Vercel Fluid Compute

rpicard · 2025-02-16T13:57:50 1739714270

This isn’t my area of expertise, but it sounds like the core innovation is that one compute worker can handle multiple requests like a traditional server would, but they’ll scale down a lot faster than you’d get with an EC2 instance for example.

Is that right?

cramforce · 2025-02-16T18:16:56 1739729816

That's 1 part, yes!

Part 2 is that you can also use an actual server if your workloads happens to be predictable (or is partly predictable). That gives you better cost efficiency for that part of the workload

Displaimer: CTO of Vercel here

rpicard · 2025-02-16T20:58:16 1739739496

Love it! When I first learned about serverless as a vibe years ago it didn’t click, but it’s so clear to me that abstracting compute fully is a huge win as long as you can safely assume things about the way your code will run.

It’s interesting to see so many companies coming at it from different angles. Fly, Vercel, Cloudflare, Northflank, Temporal? etc.

Pretty much all the code I need for my work can run in GitHub Actions, so I’m not so much the target, but still enjoy watching the development.

If you can answer, what’s the overall initiative here for Vercel? Own all the compute, as opposed to just the front end ish things?

cramforce · 2025-02-17T18:49:10 1739818150

The initiative is really focused on our current workloads like APIs, SSR, etc.

It definitely makes Vercel suitable for a broader set of workloads, though!

tuananh · 2025-02-16T14:14:19 1739715259

i'm curious how it work.

because provider like aws lambda wont give you vertical scaling since they can't guarantee resources request.

so i guess they are mixing it to a pool (serverless + microvm) ?

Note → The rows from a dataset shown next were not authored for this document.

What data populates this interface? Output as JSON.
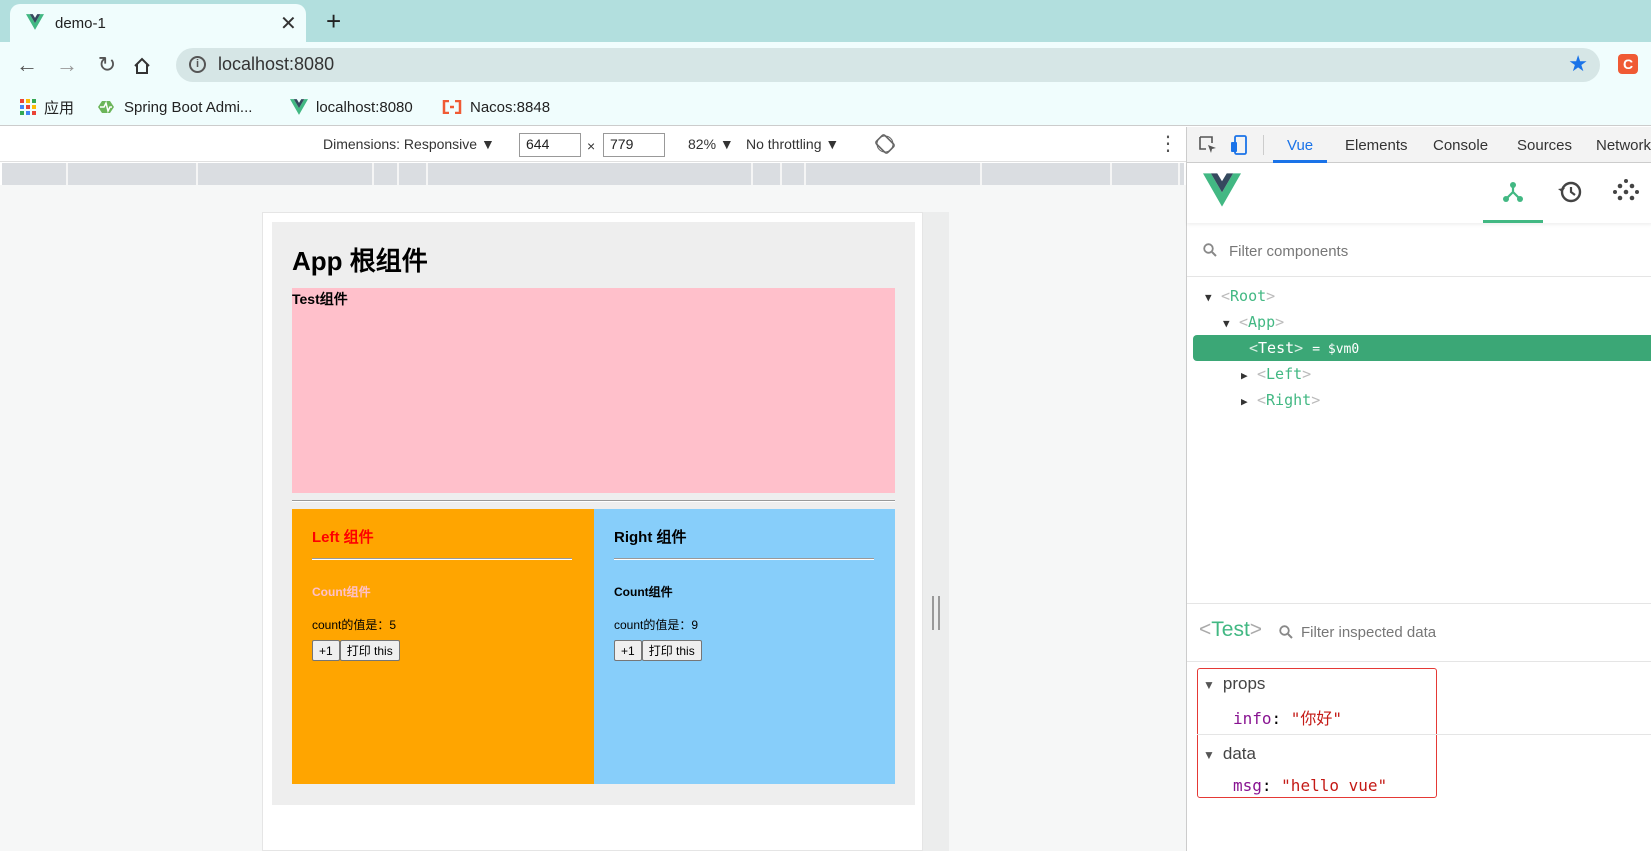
{
  "browser": {
    "tab_title": "demo-1",
    "url": "localhost:8080",
    "bookmarks": [
      {
        "label": "应用",
        "icon": "apps-grid-icon"
      },
      {
        "label": "Spring Boot Admi...",
        "icon": "spring-boot-icon"
      },
      {
        "label": "localhost:8080",
        "icon": "vue-icon"
      },
      {
        "label": "Nacos:8848",
        "icon": "nacos-icon"
      }
    ],
    "colors": {
      "tabstrip": "#b2dfde",
      "toolbar": "#f0fdfd",
      "extension": "#f05a34"
    }
  },
  "device_toolbar": {
    "dimensions_label": "Dimensions: Responsive ▼",
    "width": "644",
    "times": "×",
    "height": "779",
    "zoom": "82% ▼",
    "throttling": "No throttling ▼"
  },
  "page": {
    "app_title": "App 根组件",
    "test_label": "Test组件",
    "left": {
      "title": "Left 组件",
      "count_title": "Count组件",
      "count_value": "count的值是：5",
      "btn_inc": "+1",
      "btn_print": "打印 this",
      "bg": "#ffa500",
      "title_color": "#ff0000",
      "count_title_color": "#ffc0cb"
    },
    "right": {
      "title": "Right 组件",
      "count_title": "Count组件",
      "count_value": "count的值是：9",
      "btn_inc": "+1",
      "btn_print": "打印 this",
      "bg": "#87cefa"
    },
    "colors": {
      "app_bg": "#eeeeee",
      "test_bg": "#ffc0cb"
    }
  },
  "devtools": {
    "tabs": [
      "Vue",
      "Elements",
      "Console",
      "Sources",
      "Network"
    ],
    "active_tab": "Vue",
    "filter_placeholder": "Filter components",
    "tree": [
      {
        "name": "Root",
        "level": 0,
        "expanded": true
      },
      {
        "name": "App",
        "level": 1,
        "expanded": true
      },
      {
        "name": "Test",
        "level": 2,
        "selected": true,
        "suffix": "= $vm0"
      },
      {
        "name": "Left",
        "level": 2,
        "expanded": false
      },
      {
        "name": "Right",
        "level": 2,
        "expanded": false
      }
    ],
    "inspector": {
      "component": "Test",
      "filter_placeholder": "Filter inspected data",
      "props_label": "props",
      "props_key": "info",
      "props_value": "\"你好\"",
      "data_label": "data",
      "data_key": "msg",
      "data_value": "\"hello vue\""
    },
    "accent": "#42b883",
    "selected_bg": "#3ba776"
  }
}
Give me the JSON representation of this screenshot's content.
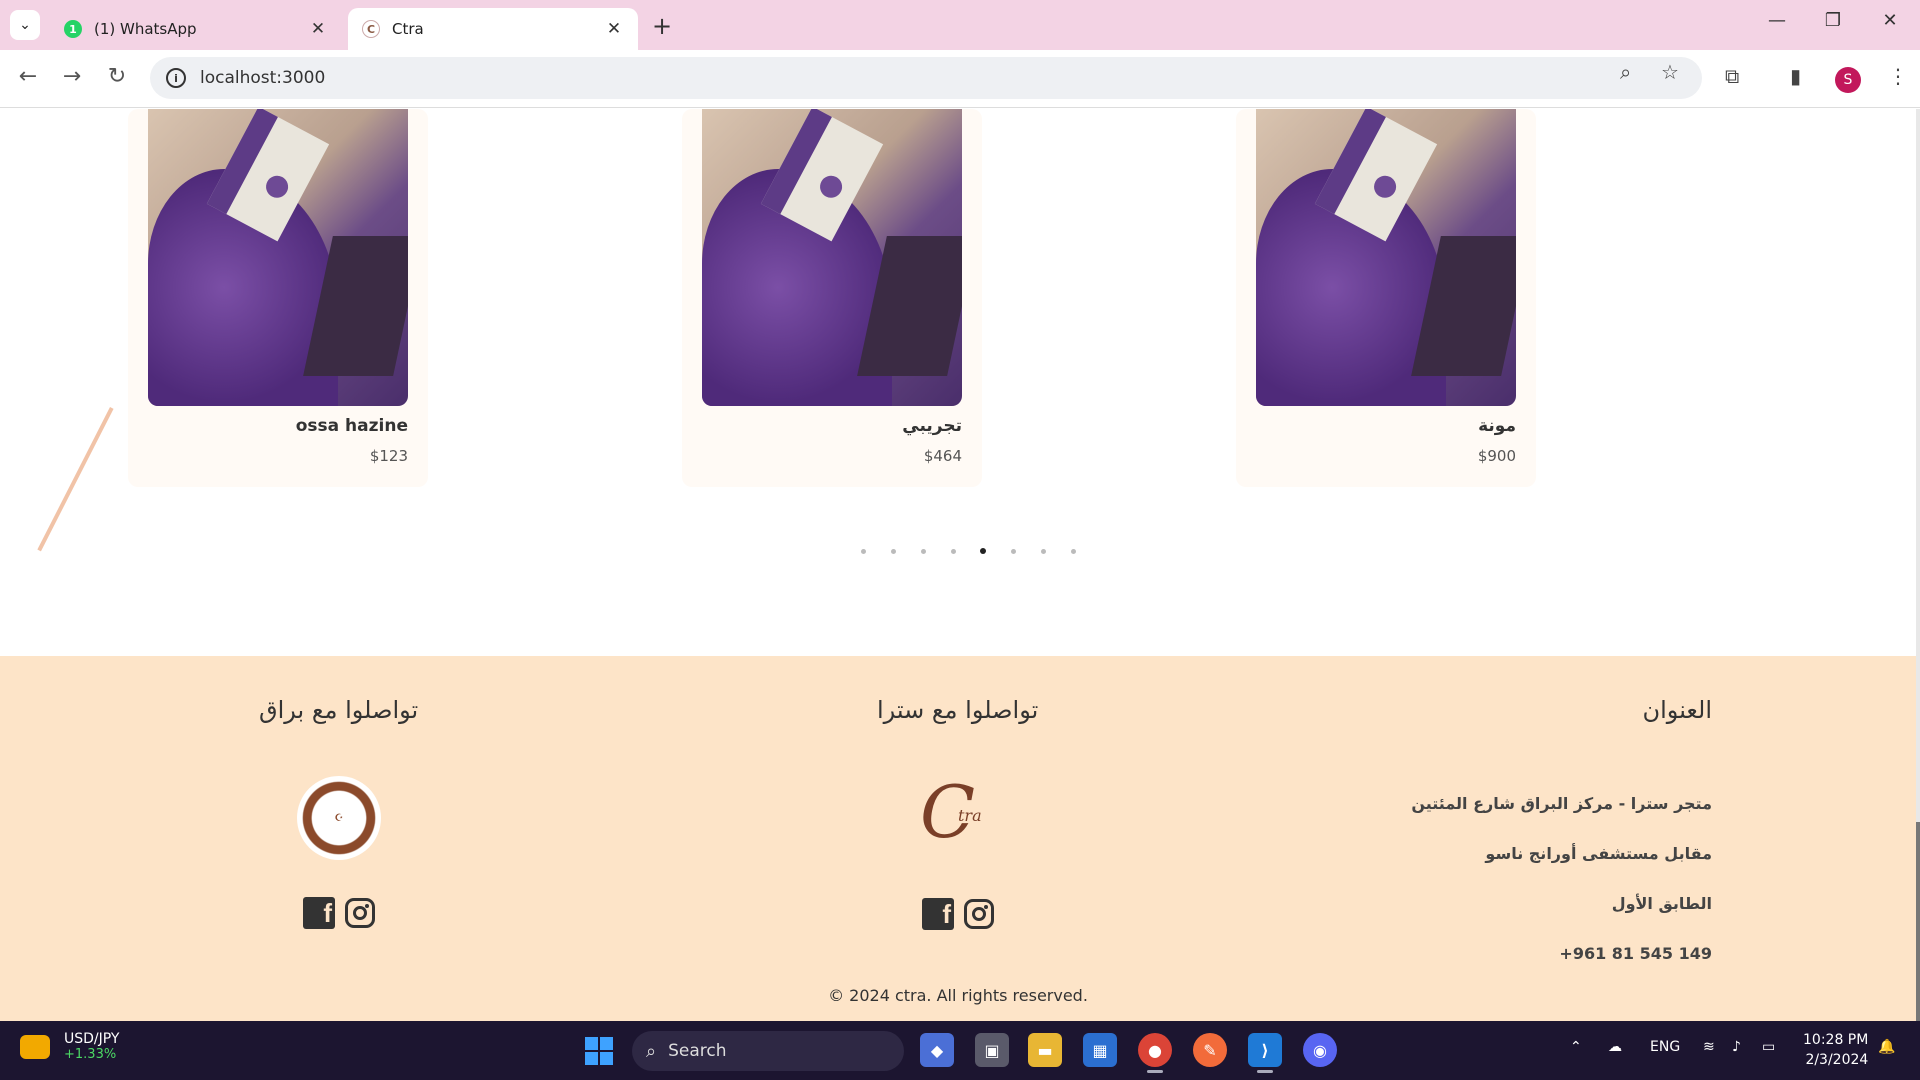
{
  "browser": {
    "tabs": [
      {
        "title": "(1) WhatsApp",
        "favicon": "whatsapp-icon",
        "badge": "1"
      },
      {
        "title": "Ctra",
        "favicon": "ctra-icon"
      }
    ],
    "url": "localhost:3000",
    "profile_initial": "S"
  },
  "products": [
    {
      "name": "ossa hazine",
      "price": "$123"
    },
    {
      "name": "تجريبي",
      "price": "$464"
    },
    {
      "name": "مونة",
      "price": "$900"
    }
  ],
  "carousel": {
    "dot_count": 8,
    "active_index": 4
  },
  "footer": {
    "address_title": "العنوان",
    "address_lines": [
      "متجر سترا - مركز البراق شارع المئتين",
      "مقابل مستشفى أورانج ناسو",
      "الطابق الأول",
      "+961 81 545 149"
    ],
    "ctra_title": "تواصلوا مع سترا",
    "buraq_title": "تواصلوا مع براق",
    "ctra_logo_text": "C",
    "ctra_logo_sub": "tra",
    "copyright": "© 2024 ctra. All rights reserved."
  },
  "taskbar": {
    "ticker_symbol": "USD/JPY",
    "ticker_change": "+1.33%",
    "search_label": "Search",
    "language": "ENG",
    "time": "10:28 PM",
    "date": "2/3/2024"
  }
}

cramforce · 2025-02-16T18:18:32 1739729912

The big difference is how the microvm is utilized. Lambda reserves the entire VM to handle a request end to end. Fluid can use a VM for multiple concurrent requests. Since most workloads are often idle waiting for IO, this ends up being much more efficient.

Displaimer: CTO of Vercel here

Rutledge · 2025-02-17T09:10:43 1739783443

The concurrent request handling seems great for our AI eval workloads, where we're waiting for LLM API calls and DB operations but curious how Vercel handles potential noisy neighbor issues when one request consumes excessive CPU/memory?

Disclosure: CEO of Scorecard- AI eval platform, current Vercel customer. Intrigued since most of our time serverless time is spent waiting for model responses, but cautious about 'magic' solutions.

schniz · 2025-02-17T18:42:06 1739817726

We built Fluid with noisy neighbors(=requests to the same instance) in mind. So because we are a data-driven team, we

1. track metrics and have our own dashboards to ensure we proactively understand and act whenever something like that happens 2. also use these metrics in our routing to smartly know when to scale up. we have tested a lot of variations of all the metrics we gather and things are looking good

anyway, the more workload types we will host with this system, the more we know and the better/performant it will get. we're running this for a while now, and it shows great results.

there's no magic, just data coming from a complex system, fed into a fairly complex system!

hope that answers the question, and thanks for trusting us

alex12de · 2025-02-19T04:13:09 1739938389

So if undertood 1. correctly I could use this solution to potencially save money, but it could turn into a nigthmare very quickly if you guys aren't watching?

Rutledge · 2025-02-19T05:42:36 1739943756

Yes quite helpful- thanks for explaining and will try it out!

tuananh · 2025-02-17T13:08:28 1739797708

i think the majority of Vercel customers are doing web site hosting & most of the web requests are IO bound so it makes sense to handle multiple requests per microvm.

can't say the same if customer is doing CPU bound workload.

tuananh · 2025-02-17T02:29:37 1739759377

but then fluid will break that resources request requirement right?